Not only an element of union between two strips of fabric, with the advent of modern times the button begins to tell stories of all kinds.
It ranges from the emancipation of women narrated through the objects that have marked the stages, from the fan to the clutch, up to the haute couture button on blue majolica with a touch of gold made by Pablo Picasso for Cocò Chanel.
There is also space for the most current events from the attack on the Bataclan up to Covid-19, whose molecule was imprinted on a glass spherical button.
And speaking of pandemics, that wasn’t enough to stop Giorgio, either.
In the months when by decree we had to close the Museum, I did not want and I could not stop. For this reason, aware of the great power of social media, I decided to tell the story of the buttons in the form of short videos published in episodes on the Facebook profile of the Museum. A great way to keep your mind trained and your memory awake!
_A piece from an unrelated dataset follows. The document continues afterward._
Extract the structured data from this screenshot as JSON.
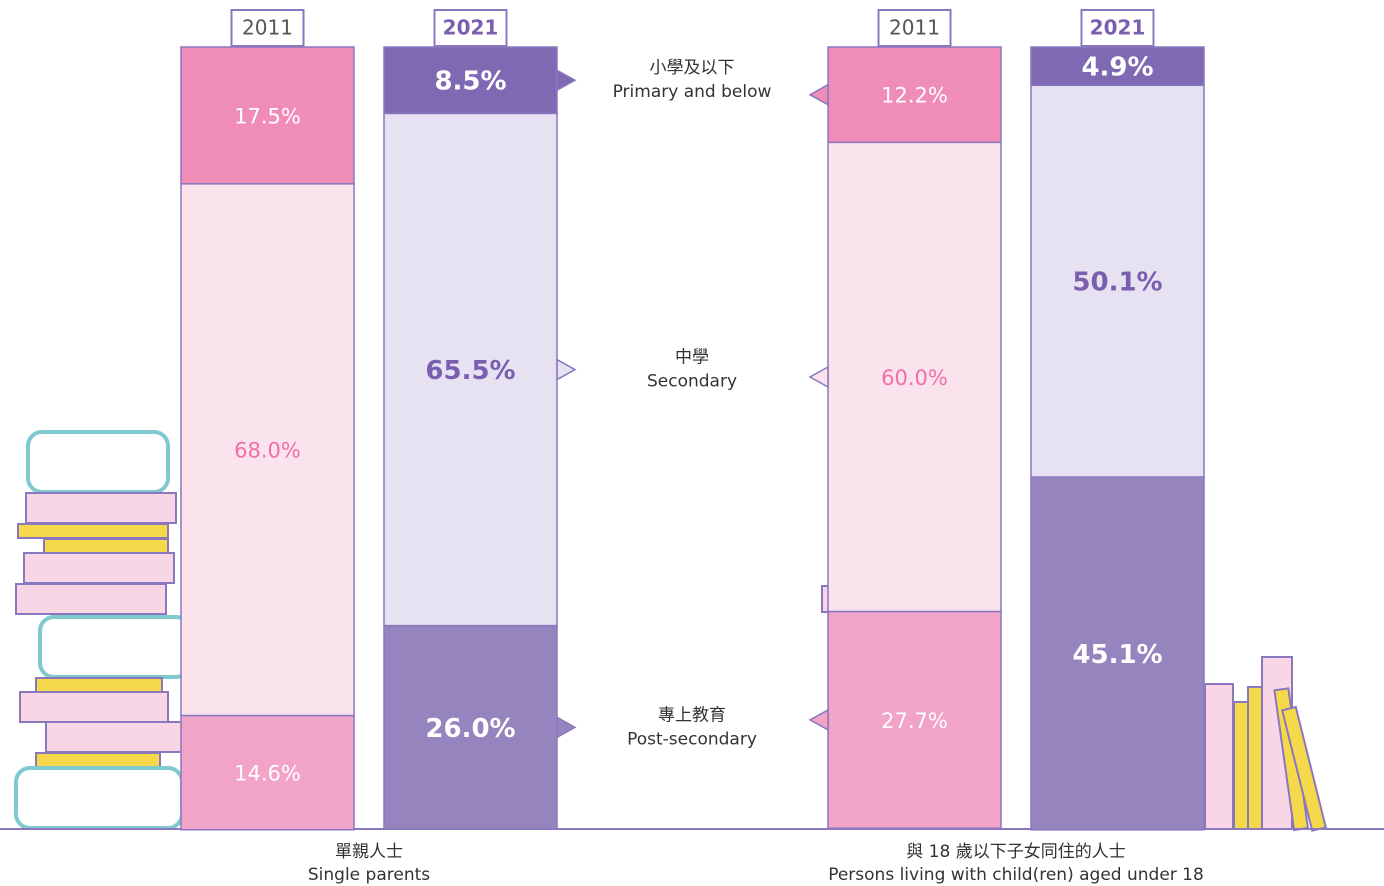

But how far can a button go? Giorgio tells us that it can also reach distant places and not only with imagination. And in fact, the Museum of the Button houses the buttons of the polo shirts that Luca Parmitano and Samantha Cristoforetti wore aboard the spaceship ISS.
I’ve seen and received so many buttons in my life, but there’s an episode about everyone that keeps getting excited and full of pride.
In 2016, on the threshold of my 81 years, I found myself often doing the same thing. On January 4, 2017, seeing the provenance of an envelope delivered to me by the postman, I launched a scream that they will have heard to the Vatican.
My thought had become a reality, Pope Francis had sent me the buttons of his cassock! An indescribable joy.
Giorgio, in addition to boasting an annual flow of over 40,000 visitors at his Museum, can boast of worldwide recognition.
In Patagonia, in fact, in 2017, a room was dedicated to him inside the Museum of the Button in the first museum of the Latin American button, also, the oldest Club of button collectors, which has 3500 members around the world, has dedicated a space to him within the book n.76.
With its Buttons’ Museum, Giorgio is part of the National Association of Small Museums, which includes museums that enhance the link with the territory and offer visitors original and welcoming experiences.
At the end of the visit, Giorgio dismissed us with a beautiful gift (a souvenir button) and a very warm smile, concluding: sorry if I buttonhole!